Penyelenggaraan bazar ini merupakan bentuk nyata dukungan pemerintah dalam memperkuat posisi perempuan sebagai pelaku usaha. Ini memberikan kesempatan berharga bagi mereka untuk menampilkan inovasi dan hasil produksinya kepada khalayak luas. Dengan demikian, produk-produk UMKM perempuan dapat dikenal lebih luas dan daya saingnya meningkat di pasar.

Melalui platform ini, para pelaku UMKM tidak hanya menjual produk, tetapi juga membangun jaringan dan mendapatkan umpan balik langsung dari konsumen. Interaksi ini krusial untuk pengembangan produk dan strategi pemasaran di masa mendatang. Dengan demikian, bazar ini berfungsi sebagai inkubator bagi pertumbuhan ekonomi UMKM perempuan.

Sinergi Pemerintah untuk Pemberdayaan Ekonomi Perempuan

Menteri Arifah Fauzi secara khusus mengapresiasi Kementerian Kelautan dan Perikanan (KKP) serta Dharma Wanita Persatuan (DWP) KKP atas konsistensi mereka. Sinergi ini telah berhasil menghadirkan ruang promosi yang berkelanjutan bagi UMKM perempuan, khususnya mereka yang berasal dari wilayah pesisir. Kolaborasi ini menunjukkan komitmen kuat pemerintah dalam pemberdayaan ekonomi.

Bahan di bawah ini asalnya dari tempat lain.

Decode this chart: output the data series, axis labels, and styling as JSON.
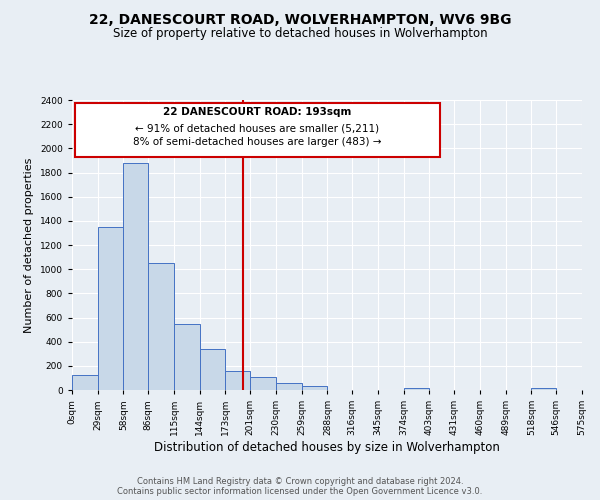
{
  "title": "22, DANESCOURT ROAD, WOLVERHAMPTON, WV6 9BG",
  "subtitle": "Size of property relative to detached houses in Wolverhampton",
  "xlabel": "Distribution of detached houses by size in Wolverhampton",
  "ylabel": "Number of detached properties",
  "bar_edges": [
    0,
    29,
    58,
    86,
    115,
    144,
    173,
    201,
    230,
    259,
    288,
    316,
    345,
    374,
    403,
    431,
    460,
    489,
    518,
    546,
    575
  ],
  "bar_heights": [
    125,
    1350,
    1880,
    1050,
    550,
    340,
    160,
    110,
    60,
    30,
    0,
    0,
    0,
    15,
    0,
    0,
    0,
    0,
    15,
    0
  ],
  "bar_color": "#c8d8e8",
  "bar_edge_color": "#4472c4",
  "vline_x": 193,
  "vline_color": "#cc0000",
  "ylim": [
    0,
    2400
  ],
  "yticks": [
    0,
    200,
    400,
    600,
    800,
    1000,
    1200,
    1400,
    1600,
    1800,
    2000,
    2200,
    2400
  ],
  "xtick_labels": [
    "0sqm",
    "29sqm",
    "58sqm",
    "86sqm",
    "115sqm",
    "144sqm",
    "173sqm",
    "201sqm",
    "230sqm",
    "259sqm",
    "288sqm",
    "316sqm",
    "345sqm",
    "374sqm",
    "403sqm",
    "431sqm",
    "460sqm",
    "489sqm",
    "518sqm",
    "546sqm",
    "575sqm"
  ],
  "annotation_title": "22 DANESCOURT ROAD: 193sqm",
  "annotation_line1": "← 91% of detached houses are smaller (5,211)",
  "annotation_line2": "8% of semi-detached houses are larger (483) →",
  "annotation_box_color": "#ffffff",
  "annotation_box_edge": "#cc0000",
  "footer_line1": "Contains HM Land Registry data © Crown copyright and database right 2024.",
  "footer_line2": "Contains public sector information licensed under the Open Government Licence v3.0.",
  "bg_color": "#e8eef4",
  "plot_bg_color": "#e8eef4",
  "grid_color": "#ffffff",
  "title_fontsize": 10,
  "subtitle_fontsize": 8.5,
  "xlabel_fontsize": 8.5,
  "ylabel_fontsize": 8,
  "tick_fontsize": 6.5,
  "footer_fontsize": 6,
  "annotation_fontsize": 7.5
}
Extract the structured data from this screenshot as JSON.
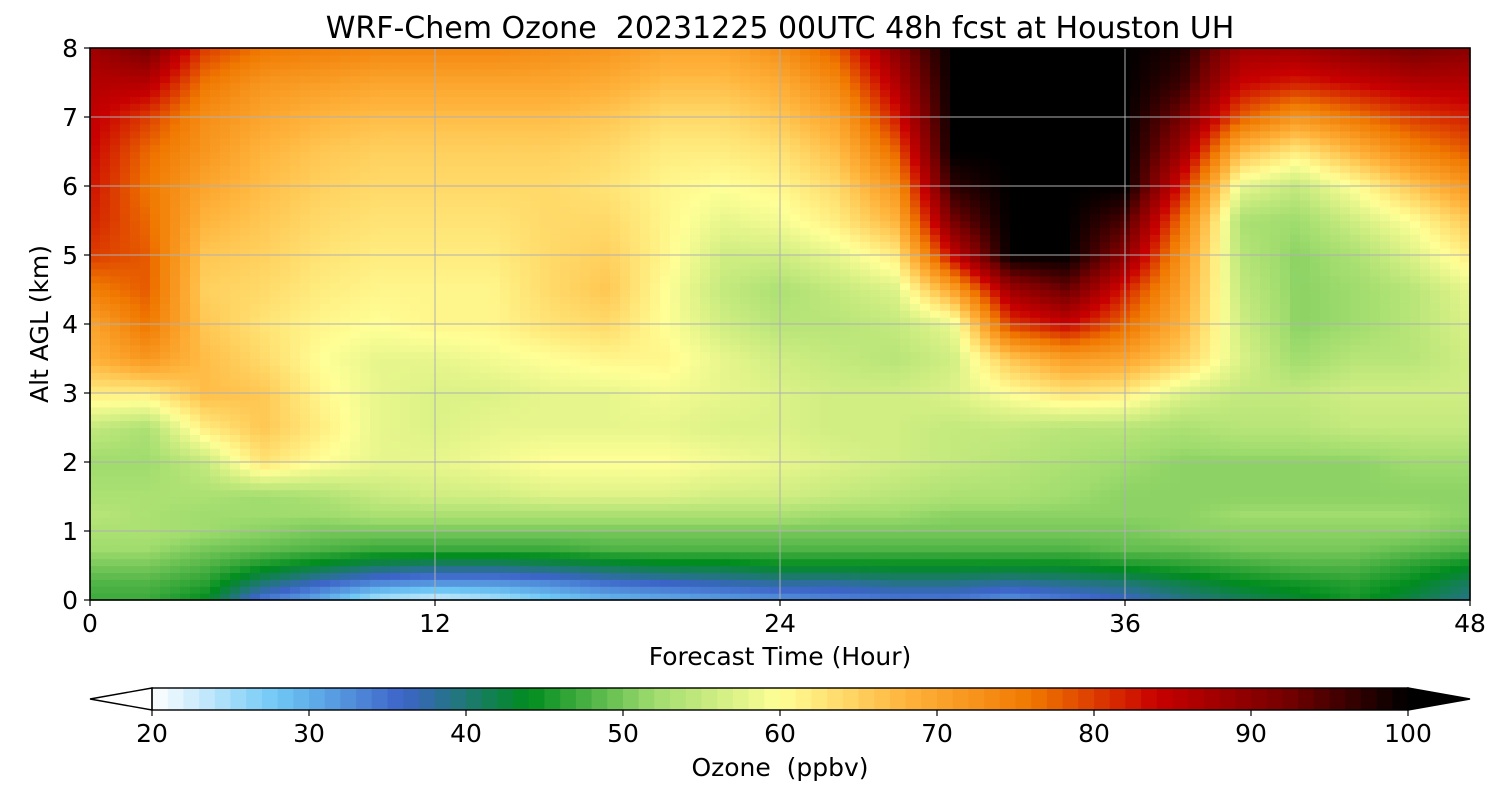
{
  "chart_data": {
    "type": "heatmap",
    "title": "WRF-Chem Ozone  20231225 00UTC 48h fcst at Houston UH",
    "xlabel": "Forecast Time (Hour)",
    "ylabel": "Alt AGL (km)",
    "xlim": [
      0,
      48
    ],
    "ylim": [
      0,
      8
    ],
    "x_ticks": [
      "0",
      "12",
      "24",
      "36",
      "48"
    ],
    "y_ticks": [
      "0",
      "1",
      "2",
      "3",
      "4",
      "5",
      "6",
      "7",
      "8"
    ],
    "grid": true,
    "colorbar": {
      "label": "Ozone  (ppbv)",
      "range": [
        20,
        100
      ],
      "ticks": [
        "20",
        "30",
        "40",
        "50",
        "60",
        "70",
        "80",
        "90",
        "100"
      ],
      "extend": "both",
      "colors": [
        "#ffffff",
        "#6ec8f5",
        "#3c64c8",
        "#008c1e",
        "#a0dc6e",
        "#ffff96",
        "#ffb43c",
        "#f07800",
        "#c80000",
        "#780000",
        "#000000"
      ]
    },
    "x_hours": [
      0,
      2,
      4,
      6,
      8,
      10,
      12,
      14,
      16,
      18,
      20,
      22,
      24,
      26,
      28,
      30,
      32,
      34,
      36,
      38,
      40,
      42,
      44,
      46,
      48
    ],
    "y_km": [
      0,
      0.25,
      0.5,
      0.75,
      1,
      1.25,
      1.5,
      2,
      2.5,
      3,
      3.5,
      4,
      4.5,
      5,
      5.5,
      6,
      6.5,
      7,
      7.5,
      8
    ],
    "values": [
      [
        47,
        47,
        44,
        34,
        30,
        24,
        22,
        24,
        27,
        29,
        30,
        31,
        32,
        33,
        34,
        34,
        32,
        34,
        36,
        39,
        41,
        43,
        45,
        42,
        39
      ],
      [
        48,
        48,
        46,
        40,
        36,
        33,
        32,
        32,
        33,
        35,
        36,
        37,
        38,
        38,
        39,
        39,
        38,
        39,
        40,
        42,
        44,
        45,
        46,
        44,
        41
      ],
      [
        50,
        50,
        48,
        45,
        43,
        41,
        40,
        40,
        41,
        42,
        43,
        43,
        44,
        44,
        44,
        44,
        44,
        44,
        45,
        46,
        47,
        48,
        48,
        46,
        44
      ],
      [
        52,
        52,
        50,
        49,
        48,
        47,
        47,
        47,
        47,
        48,
        48,
        48,
        48,
        48,
        48,
        48,
        48,
        48,
        49,
        49,
        50,
        50,
        50,
        49,
        48
      ],
      [
        53,
        53,
        52,
        51,
        50,
        50,
        50,
        50,
        50,
        50,
        50,
        50,
        50,
        50,
        50,
        50,
        50,
        50,
        50,
        51,
        51,
        51,
        51,
        51,
        50
      ],
      [
        54,
        53,
        52,
        52,
        52,
        53,
        53,
        53,
        53,
        53,
        53,
        53,
        53,
        52,
        52,
        51,
        51,
        51,
        51,
        51,
        52,
        52,
        52,
        52,
        51
      ],
      [
        53,
        53,
        53,
        52,
        53,
        55,
        56,
        56,
        57,
        57,
        57,
        56,
        56,
        55,
        54,
        53,
        53,
        52,
        51,
        51,
        51,
        51,
        51,
        51,
        51
      ],
      [
        52,
        52,
        55,
        63,
        60,
        58,
        58,
        59,
        60,
        60,
        60,
        59,
        58,
        57,
        56,
        55,
        54,
        53,
        52,
        51,
        51,
        51,
        51,
        52,
        52
      ],
      [
        55,
        53,
        62,
        66,
        62,
        58,
        57,
        58,
        58,
        58,
        58,
        57,
        57,
        56,
        56,
        55,
        55,
        54,
        54,
        53,
        54,
        54,
        55,
        55,
        55
      ],
      [
        62,
        62,
        67,
        66,
        61,
        58,
        57,
        57,
        58,
        58,
        59,
        58,
        57,
        56,
        56,
        57,
        60,
        63,
        62,
        57,
        55,
        55,
        56,
        56,
        56
      ],
      [
        68,
        72,
        67,
        64,
        60,
        58,
        58,
        59,
        60,
        61,
        61,
        58,
        56,
        55,
        54,
        56,
        66,
        71,
        70,
        65,
        57,
        52,
        54,
        54,
        56
      ],
      [
        70,
        76,
        66,
        63,
        61,
        60,
        61,
        61,
        63,
        64,
        60,
        56,
        54,
        54,
        55,
        58,
        80,
        84,
        77,
        68,
        56,
        51,
        52,
        54,
        57
      ],
      [
        75,
        78,
        65,
        64,
        62,
        61,
        61,
        61,
        64,
        66,
        60,
        55,
        53,
        55,
        57,
        70,
        88,
        93,
        82,
        70,
        55,
        51,
        52,
        54,
        58
      ],
      [
        80,
        78,
        66,
        65,
        63,
        62,
        62,
        62,
        64,
        65,
        61,
        56,
        56,
        58,
        62,
        84,
        100,
        100,
        90,
        72,
        54,
        51,
        53,
        57,
        62
      ],
      [
        82,
        77,
        68,
        66,
        64,
        63,
        63,
        63,
        64,
        64,
        61,
        58,
        59,
        62,
        68,
        92,
        100,
        100,
        95,
        76,
        53,
        52,
        56,
        60,
        66
      ],
      [
        83,
        76,
        70,
        67,
        65,
        64,
        64,
        64,
        64,
        63,
        61,
        60,
        61,
        64,
        72,
        97,
        100,
        100,
        100,
        82,
        58,
        55,
        60,
        66,
        72
      ],
      [
        84,
        77,
        72,
        68,
        66,
        65,
        65,
        65,
        65,
        64,
        62,
        62,
        63,
        67,
        77,
        100,
        100,
        100,
        100,
        88,
        67,
        62,
        68,
        74,
        78
      ],
      [
        85,
        80,
        73,
        70,
        68,
        67,
        67,
        67,
        67,
        66,
        64,
        64,
        66,
        70,
        82,
        100,
        100,
        100,
        100,
        92,
        78,
        72,
        76,
        80,
        82
      ],
      [
        86,
        86,
        76,
        72,
        71,
        70,
        70,
        70,
        70,
        69,
        67,
        67,
        69,
        74,
        86,
        100,
        100,
        100,
        100,
        96,
        84,
        82,
        84,
        86,
        86
      ],
      [
        88,
        92,
        80,
        76,
        75,
        74,
        74,
        74,
        73,
        72,
        70,
        70,
        73,
        78,
        90,
        100,
        100,
        100,
        100,
        98,
        88,
        88,
        90,
        92,
        90
      ]
    ]
  }
}
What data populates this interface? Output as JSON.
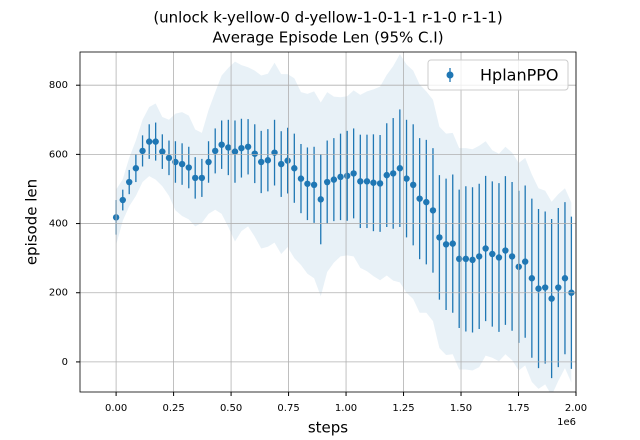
{
  "chart_data": {
    "type": "errorbar",
    "title": "(unlock k-yellow-0 d-yellow-1-0-1-1 r-1-0 r-1-1)",
    "subtitle": "Average Episode Len (95% C.I)",
    "x_label": "steps",
    "y_label": "episode len",
    "x_offset_text": "1e6",
    "x": [
      0,
      0.029,
      0.057,
      0.086,
      0.115,
      0.144,
      0.172,
      0.201,
      0.23,
      0.258,
      0.287,
      0.316,
      0.344,
      0.373,
      0.402,
      0.431,
      0.459,
      0.488,
      0.517,
      0.545,
      0.574,
      0.603,
      0.631,
      0.66,
      0.689,
      0.718,
      0.746,
      0.775,
      0.804,
      0.832,
      0.861,
      0.89,
      0.918,
      0.947,
      0.976,
      1.005,
      1.033,
      1.062,
      1.091,
      1.119,
      1.148,
      1.177,
      1.205,
      1.234,
      1.263,
      1.292,
      1.32,
      1.349,
      1.378,
      1.406,
      1.435,
      1.464,
      1.492,
      1.521,
      1.55,
      1.579,
      1.607,
      1.636,
      1.665,
      1.693,
      1.722,
      1.751,
      1.779,
      1.808,
      1.837,
      1.866,
      1.894,
      1.923,
      1.952,
      1.98
    ],
    "series": [
      {
        "name": "HplanPPO",
        "color": "#1f77b4",
        "values": [
          418,
          468,
          520,
          560,
          610,
          637,
          637,
          608,
          590,
          578,
          572,
          562,
          532,
          532,
          578,
          610,
          628,
          620,
          608,
          618,
          622,
          602,
          578,
          583,
          605,
          572,
          582,
          560,
          530,
          515,
          512,
          470,
          520,
          527,
          535,
          538,
          545,
          522,
          522,
          518,
          516,
          540,
          545,
          560,
          530,
          512,
          472,
          462,
          438,
          360,
          340,
          342,
          298,
          298,
          295,
          305,
          328,
          312,
          302,
          322,
          305,
          275,
          290,
          242,
          212,
          215,
          183,
          215,
          242,
          200
        ],
        "errors": [
          50,
          30,
          35,
          40,
          45,
          50,
          55,
          50,
          50,
          60,
          60,
          60,
          60,
          55,
          60,
          65,
          70,
          80,
          90,
          85,
          80,
          85,
          90,
          90,
          95,
          95,
          95,
          100,
          100,
          105,
          110,
          130,
          120,
          120,
          125,
          130,
          130,
          135,
          135,
          140,
          140,
          150,
          160,
          170,
          170,
          175,
          175,
          180,
          180,
          180,
          190,
          200,
          200,
          210,
          210,
          210,
          210,
          210,
          215,
          215,
          215,
          220,
          220,
          230,
          230,
          220,
          230,
          230,
          220,
          220
        ],
        "spread": [
          80,
          60,
          70,
          80,
          90,
          100,
          110,
          100,
          110,
          140,
          150,
          150,
          140,
          130,
          150,
          170,
          200,
          230,
          260,
          240,
          230,
          240,
          250,
          250,
          260,
          260,
          250,
          260,
          250,
          260,
          270,
          280,
          260,
          240,
          230,
          230,
          240,
          250,
          260,
          270,
          280,
          290,
          310,
          330,
          330,
          330,
          330,
          320,
          320,
          320,
          320,
          320,
          320,
          320,
          320,
          320,
          310,
          300,
          300,
          300,
          300,
          300,
          300,
          300,
          290,
          280,
          280,
          270,
          260,
          260
        ]
      }
    ],
    "xlim": [
      -0.157,
      2.0
    ],
    "ylim": [
      -87,
      896
    ],
    "xticks": [
      {
        "value": 0,
        "label": "0.00"
      },
      {
        "value": 0.25,
        "label": "0.25"
      },
      {
        "value": 0.5,
        "label": "0.50"
      },
      {
        "value": 0.75,
        "label": "0.75"
      },
      {
        "value": 1,
        "label": "1.00"
      },
      {
        "value": 1.25,
        "label": "1.25"
      },
      {
        "value": 1.5,
        "label": "1.50"
      },
      {
        "value": 1.75,
        "label": "1.75"
      },
      {
        "value": 2,
        "label": "2.00"
      }
    ],
    "yticks": [
      0,
      200,
      400,
      600,
      800
    ],
    "grid": true,
    "legend": "upper right"
  }
}
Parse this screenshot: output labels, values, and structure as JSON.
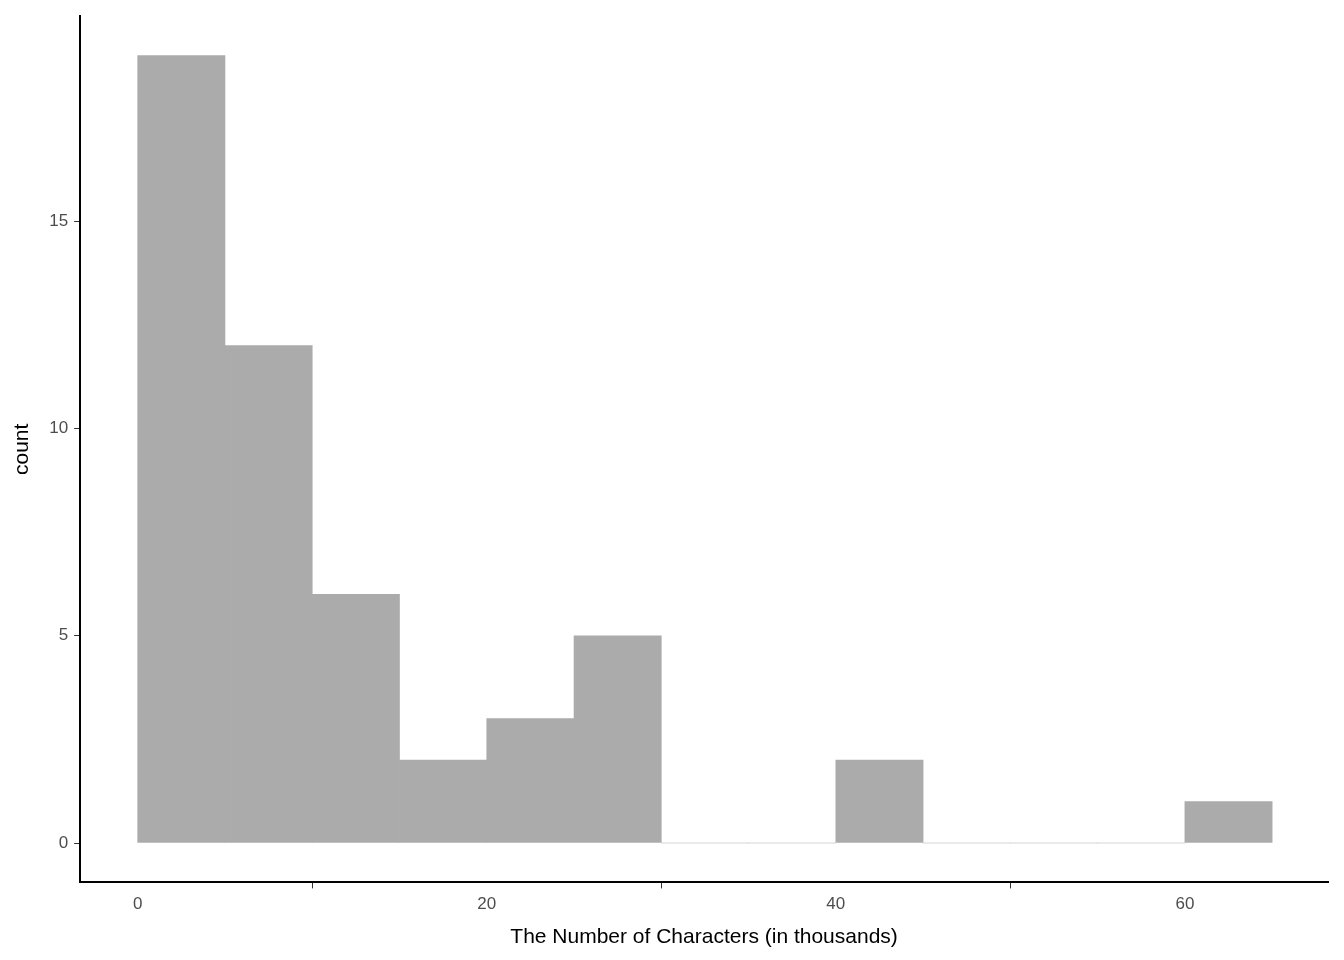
{
  "chart_data": {
    "type": "histogram",
    "x_label": "The Number of Characters (in thousands)",
    "y_label": "count",
    "bins": [
      0,
      5,
      10,
      15,
      20,
      25,
      30,
      35,
      40,
      45,
      50,
      55,
      60,
      65
    ],
    "values": [
      19,
      12,
      6,
      2,
      3,
      5,
      0,
      0,
      2,
      0,
      0,
      0,
      1
    ],
    "color": "#ababab",
    "xlim": [
      -3.3,
      68.2
    ],
    "xticks": [
      0,
      20,
      40,
      60
    ],
    "ylim": [
      -0.95,
      19.95
    ],
    "yticks": [
      0,
      5,
      10,
      15
    ],
    "grid": false
  }
}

Bazar ini menegaskan bagaimana KKP membuka ruang seluas-luasnya bagi UMKM perempuan untuk memperluas jangkauan pasar mereka. Ini adalah langkah strategis untuk memastikan produk-produk lokal dapat bersaing di tingkat nasional maupun internasional. "Ini merupakan bentuk nyata bagaimana Kementerian Kelautan dan Perikanan membuka ruang seluas-luasnya bagi UMKM perempuan untuk memiliki pasar yang lebih luas," kata Arifah Fauzi.

Perayaan Hari Ibu ke-97 tahun 2025 menjadi momentum yang tepat untuk mengukuhkan peran perempuan dalam pembangunan ekonomi. Semangat luar biasa dari para UMKM perempuan yang berpartisipasi dalam bazar ini menjadi inspirasi. Pemerintah berharap, inisiatif seperti ini dapat terus berlanjut dan memberikan dampak positif yang signifikan bagi kesejahteraan keluarga dan masyarakat.

Inisiatif kolaboratif ini tidak hanya terbatas pada aspek promosi, tetapi juga mencakup peningkatan kapasitas dan akses terhadap sumber daya. Pemberdayaan UMKM perempuan merupakan investasi jangka panjang untuk stabilitas ekonomi dan sosial. Keterlibatan aktif pemerintah menjadi kunci utama dalam mewujudkan tujuan tersebut.